Healthy Smiles for Kids of Orange County, one of the largest nonprofit oral health providers for children dedicated to improving the dental health of children, provides alternative ideas and the following tips on sweets more likely to be cavity-causing culprits:
It loves me…
- Chocolates like Dove Dark Chocolate Hearts®, M&M’s®, Hershey’s Kisses® or REESE’S Peanut Butter Cups Miniatures® have something in common: in a short period of time, they melt away and disappear (a better choice for your little cupid’s teeth).
- Chocolate-dipped strawberries are a great balance between sweet and fresh.

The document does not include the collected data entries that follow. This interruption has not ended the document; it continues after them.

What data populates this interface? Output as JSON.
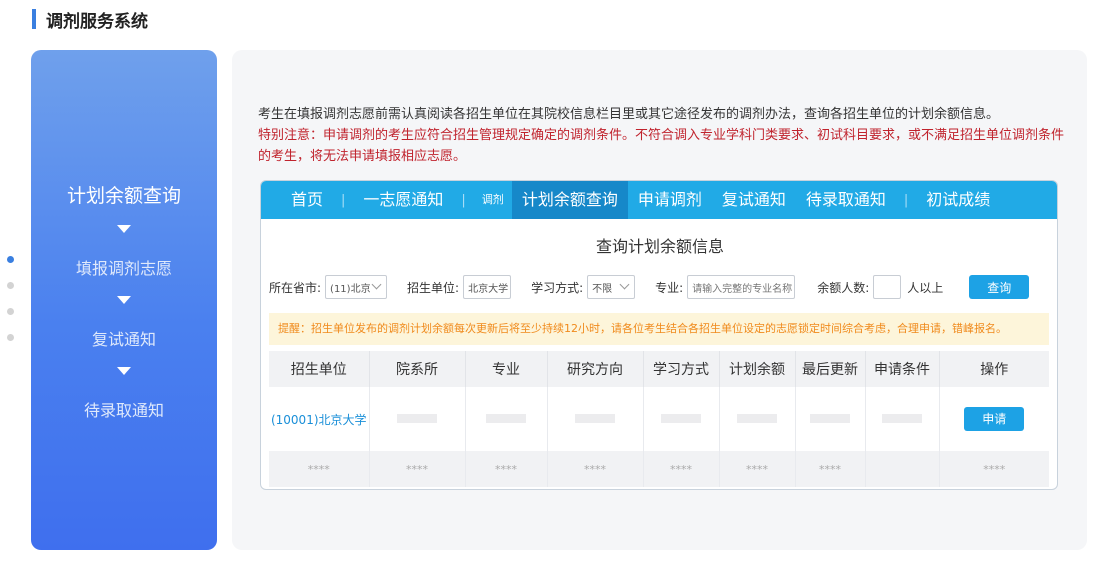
{
  "header": {
    "title": "调剂服务系统"
  },
  "sidebar": {
    "steps": [
      {
        "label": "计划余额查询",
        "active": true
      },
      {
        "label": "填报调剂志愿",
        "active": false
      },
      {
        "label": "复试通知",
        "active": false
      },
      {
        "label": "待录取通知",
        "active": false
      }
    ]
  },
  "intro": {
    "line": "考生在填报调剂志愿前需认真阅读各招生单位在其院校信息栏目里或其它途径发布的调剂办法，查询各招生单位的计划余额信息。",
    "notice": "特别注意：申请调剂的考生应符合招生管理规定确定的调剂条件。不符合调入专业学科门类要求、初试科目要求，或不满足招生单位调剂条件的考生，将无法申请填报相应志愿。"
  },
  "nav": {
    "items": [
      "首页",
      "一志愿通知",
      "调剂",
      "计划余额查询",
      "申请调剂",
      "复试通知",
      "待录取通知",
      "初试成绩"
    ],
    "separator": "|"
  },
  "query": {
    "title": "查询计划余额信息",
    "province_label": "所在省市:",
    "province_value": "(11)北京",
    "unit_label": "招生单位:",
    "unit_value": "北京大学",
    "mode_label": "学习方式:",
    "mode_value": "不限",
    "major_label": "专业:",
    "major_placeholder": "请输入完整的专业名称",
    "count_label": "余额人数:",
    "count_suffix": "人以上",
    "button": "查询"
  },
  "tip": "提醒：招生单位发布的调剂计划余额每次更新后将至少持续12小时，请各位考生结合各招生单位设定的志愿锁定时间综合考虑，合理申请，错峰报名。",
  "table": {
    "headers": [
      "招生单位",
      "院系所",
      "专业",
      "研究方向",
      "学习方式",
      "计划余额",
      "最后更新",
      "申请条件",
      "操作"
    ],
    "row1_unit": "(10001)北京大学",
    "apply_label": "申请",
    "mask": "****"
  },
  "colors": {
    "accent": "#21aae6",
    "sidebar": "#4a80ef",
    "notice": "#c0232d",
    "tip": "#f08a1c"
  }
}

Skipping the chocolate gives an even better tooth-friendly snack!
- PEEPS® Sugar-Free Marshmallow Hearts and sugar-free gummy bears can make a difference in lowering the chance of tooth decay.

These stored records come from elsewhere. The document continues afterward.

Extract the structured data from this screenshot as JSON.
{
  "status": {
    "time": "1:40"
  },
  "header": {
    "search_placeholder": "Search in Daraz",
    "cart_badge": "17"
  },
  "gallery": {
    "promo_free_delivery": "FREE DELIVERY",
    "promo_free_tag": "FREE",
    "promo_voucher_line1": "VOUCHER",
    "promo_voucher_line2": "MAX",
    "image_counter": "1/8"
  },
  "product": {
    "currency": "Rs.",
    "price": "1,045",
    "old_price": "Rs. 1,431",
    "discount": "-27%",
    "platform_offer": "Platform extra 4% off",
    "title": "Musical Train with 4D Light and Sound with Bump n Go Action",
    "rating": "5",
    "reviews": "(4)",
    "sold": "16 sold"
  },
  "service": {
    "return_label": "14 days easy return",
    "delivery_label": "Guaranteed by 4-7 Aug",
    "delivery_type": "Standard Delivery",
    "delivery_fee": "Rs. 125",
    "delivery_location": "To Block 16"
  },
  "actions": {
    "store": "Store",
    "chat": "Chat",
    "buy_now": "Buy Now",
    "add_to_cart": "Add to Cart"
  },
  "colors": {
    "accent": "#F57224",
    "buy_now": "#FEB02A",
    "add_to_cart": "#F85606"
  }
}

- Wonka® PIXY STIX® Valentine Candy, Wonka® Lik-m-aid® Fun Dip™ Valentine Candy and other powdery candy pack a sugary punch, however, if poured onto the tongue and it doesn’t touch teeth, cavity-causing bacteria won’t have anything to feed on. These types of powdery sweets dissolve fast, leaving a lower chance for damage caused by bacteria.
It loves me NOT…
- Conversation Hearts, although very popular, contain 14 grams of sugar per a 12-piece serving!
- Chewy candy like Jelly Belly® Cupid Corn and Red Vines® take longer to chew and eat and can leave sugar lingering in the grooves of teeth for hours.
- Valentine’s Day baked goods (e.g., sugar cookies, cupcakes, brownies, etc.) often contain high amounts of sugar, which can lead to cavities.
- Jolly Rancher Heart Shaped Lollipops, Skittles® Valentine’s Day Candy ‘N Stickers packs and other hard candies and suckers take long to dissolve and are the most harmful for a child’s teeth.
At the very least, children should drink a glass of water after eating a sugary treat to help wash away some of the sugars and acids. While it may be unavoidable for children to receive some sort of sweet treat on Valentine’s Day, we recommend moderation! There are also other sweet-less alternatives worth giving, such as Valentine’s Day toothbrushes, stickers, and temporary tattoos. For children to keep a healthy smile during Valentine’s Day and all year round, children should brush their teeth at least twice a day for two minutes, and have regular dental visits every six months starting at one-years-old or when a child gets their first tooth. While parents should not forget to replace their children’s toothbrushes every three or four months, flossing daily is just as important to keeping up a healthy, beautiful smile.